The age of machine is approaching faster than ever before, and we don’t know how to feel about it.
This past week, Ford claimed it will be mass producing self-driving cars by 2021. These cars will not be equipped with a gas pedal, a brake or a steering wheel, relying solely on computer navigation to get us to our destinations.
The benefits of this exciting innovation are clear: easier urban transportation, a lower risk of distracted driving and all around ease of use for the average consumer.
No more forcing ourselves to stay awake on cross-country road trips. Businesses could have far more advanced, precise and expedited shipping schedules.
Life could be blissfully easy.
This bold promise by a top automotive company does, however, raise several questions.
Firstly, will the safe, reliable technology requisite for a mass-produced, self-driving car be available by Ford’s deceptively-close 2021 target?
In June, a Tesla Model S, in self-driving mode, failed to apply its breaks when a car took a left turn in front of it. The resulting crash killed the Tesla’s passenger.
Even today, the apparent industry leader in self-driving technology has not been able to develop its technology to be completely safe for widespread use.
Additionally, the federal government’s current regulations on these cutting edge vehicles is nowhere near comprehensive. If Ford completely removes the ability for the driver to take control, as is planned, the computer software will have to be able to make split-second decisions that could be the difference between life and death. The government will have to closely regulate that decision-making capability.
The second question we should ask ourselves is whether or not we want to lose the driving experience. For many, driving is therapeutic, a way to rid the mind of the complications of daily life.
If this technology becomes so sophisticated to the point that a computer can drive better than we can, we may eventually be completely deprived of an experience many of us treasure but take for granted.
In addition to taking an enjoyable experience away from individuals, self-driving cars could leave a staggering number of Americans without a job. Between Uber, taxi cabs, public transportation and delivery services, over 3.4 million people find themselves at work behind the wheel. If we eventually phase out human involvement in driving, we will be removing millions of dollars of salaries.

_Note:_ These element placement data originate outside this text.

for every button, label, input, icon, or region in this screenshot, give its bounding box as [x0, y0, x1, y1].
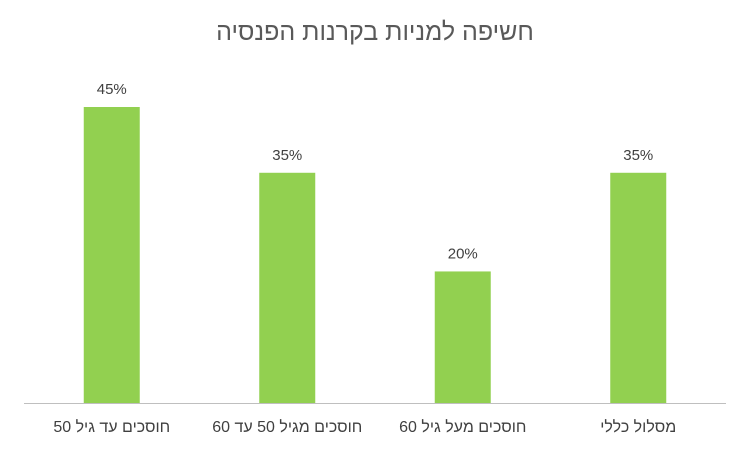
bar: [610, 172, 667, 403]
data-label: 20%: [448, 245, 478, 262]
x-tick-label: חוסכים מגיל 50 עד 60: [212, 418, 362, 436]
chart-title: חשיפה למניות בקרנות הפנסיה: [216, 18, 534, 46]
data-label: 35%: [272, 147, 302, 164]
x-tick-label: חוסכים מעל גיל 60: [399, 418, 526, 436]
bar: [83, 107, 140, 403]
data-label: 35%: [623, 147, 653, 164]
data-label: 45%: [97, 81, 127, 98]
x-tick-label: מסלול כללי: [600, 418, 676, 436]
bar: [259, 172, 316, 403]
x-tick-label: חוסכים עד גיל 50: [53, 418, 170, 436]
bar: [434, 271, 491, 403]
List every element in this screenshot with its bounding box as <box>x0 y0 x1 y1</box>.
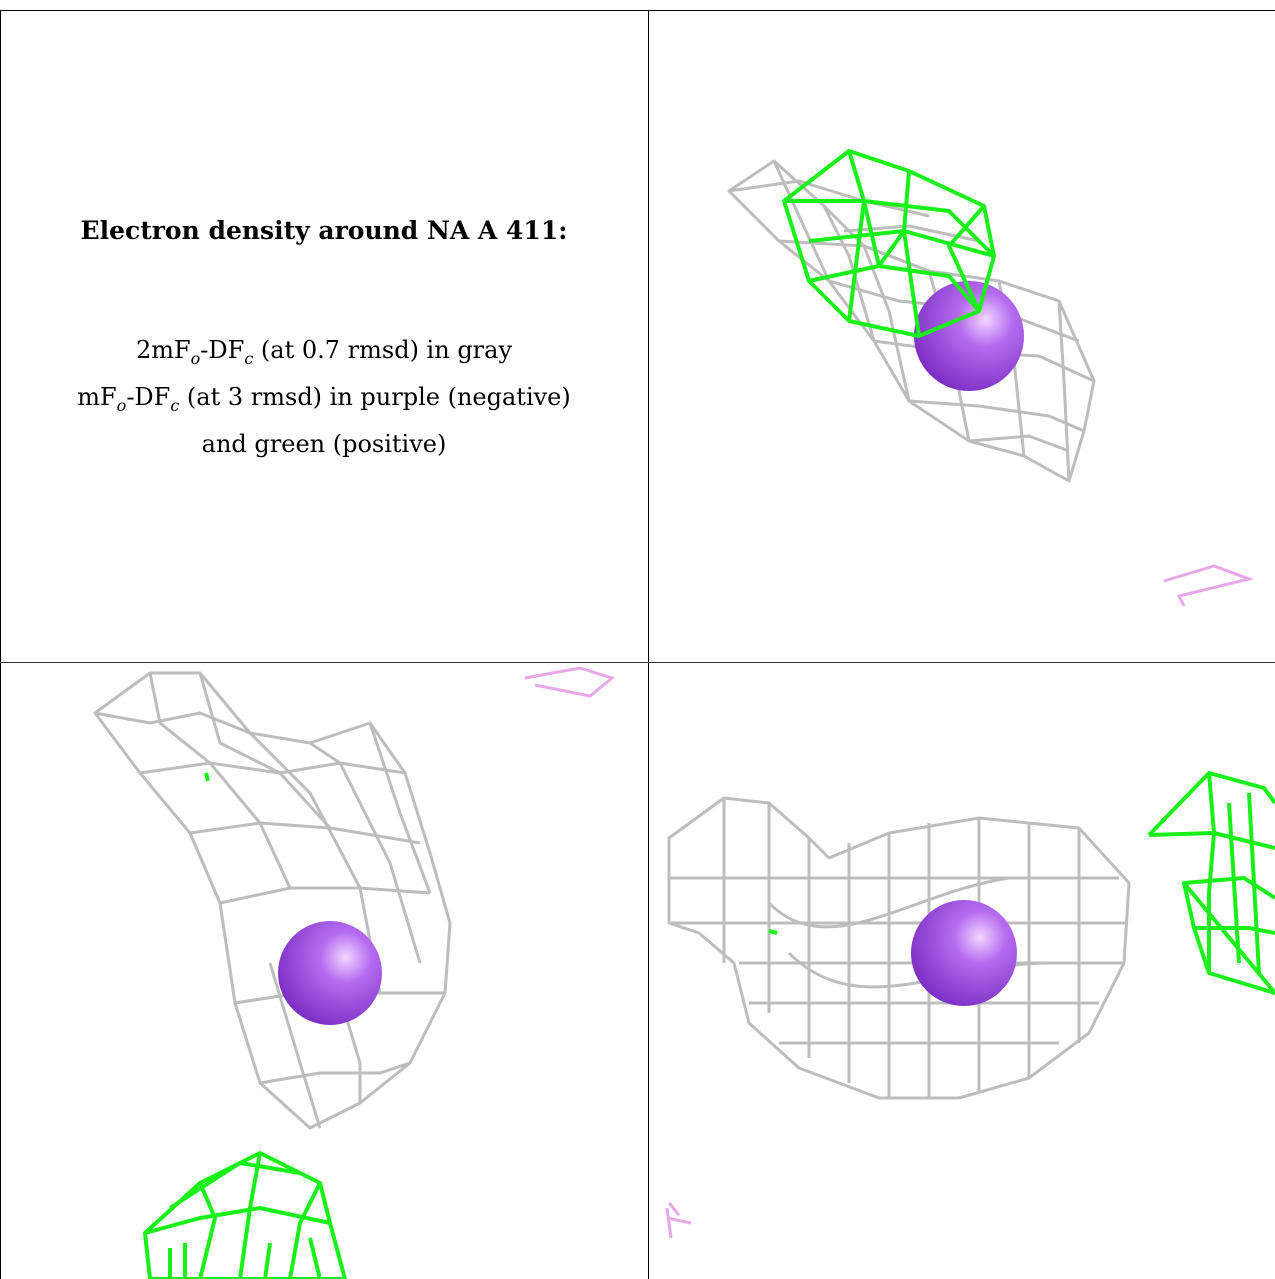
density-view-3 <box>649 663 1275 1279</box>
green-mesh <box>782 149 996 338</box>
legend-line-1: 2mFo-DFc (at 0.7 rmsd) in gray <box>135 336 513 368</box>
density-view-1 <box>649 11 1275 662</box>
gray-mesh <box>727 159 1096 483</box>
divider-vertical <box>648 10 649 1279</box>
density-view-2 <box>0 663 648 1279</box>
green-mesh <box>768 771 1275 995</box>
gray-mesh <box>667 796 1131 1100</box>
sodium-sphere <box>278 921 382 1025</box>
density-view-1-svg <box>727 149 1255 607</box>
figure-legend: 2mFo-DFc (at 0.7 rmsd) in gray mFo-DFc (… <box>0 331 648 463</box>
border-top <box>0 10 1275 11</box>
density-view-2-svg <box>93 666 616 1279</box>
gray-mesh <box>93 671 452 1130</box>
green-mesh <box>143 772 347 1279</box>
density-view-3-svg <box>665 771 1275 1239</box>
border-left <box>0 10 1 1279</box>
figure-title: Electron density around NA A 411: <box>80 216 568 245</box>
sodium-sphere <box>914 281 1024 391</box>
caption-panel: Electron density around NA A 411: 2mFo-D… <box>0 11 648 662</box>
purple-mesh <box>665 1202 692 1239</box>
purple-mesh <box>1163 564 1255 607</box>
legend-line-2: mFo-DFc (at 3 rmsd) in purple (negative) <box>77 382 571 415</box>
divider-horizontal <box>0 662 1275 663</box>
sodium-sphere <box>911 900 1017 1006</box>
purple-mesh <box>524 666 616 698</box>
legend-line-3: and green (positive) <box>201 429 447 458</box>
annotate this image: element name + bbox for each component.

While innovation should not be stifled simply for job security or leisure, we shouldn’t allow questionable technology to replace so many workers before we can ensure consumers’ safety is not at risk.
At the end of the day, we feel that self-driving cars are currently a mixed bag. The technology is promising, but Ford’s claim to offer a completely automated driving experience by 2021 seems rushed.
Phasing out the human element of driving is most likely inevitable, if far down the road (no pun intended). Computers will eventually be able to operate vehicles much better than any fallible human being. The day will probably come when human operation of a vehicle is outlawed for these very safety concerns.
But companies like Ford and Tesla need to understand that we aren’t there quite yet.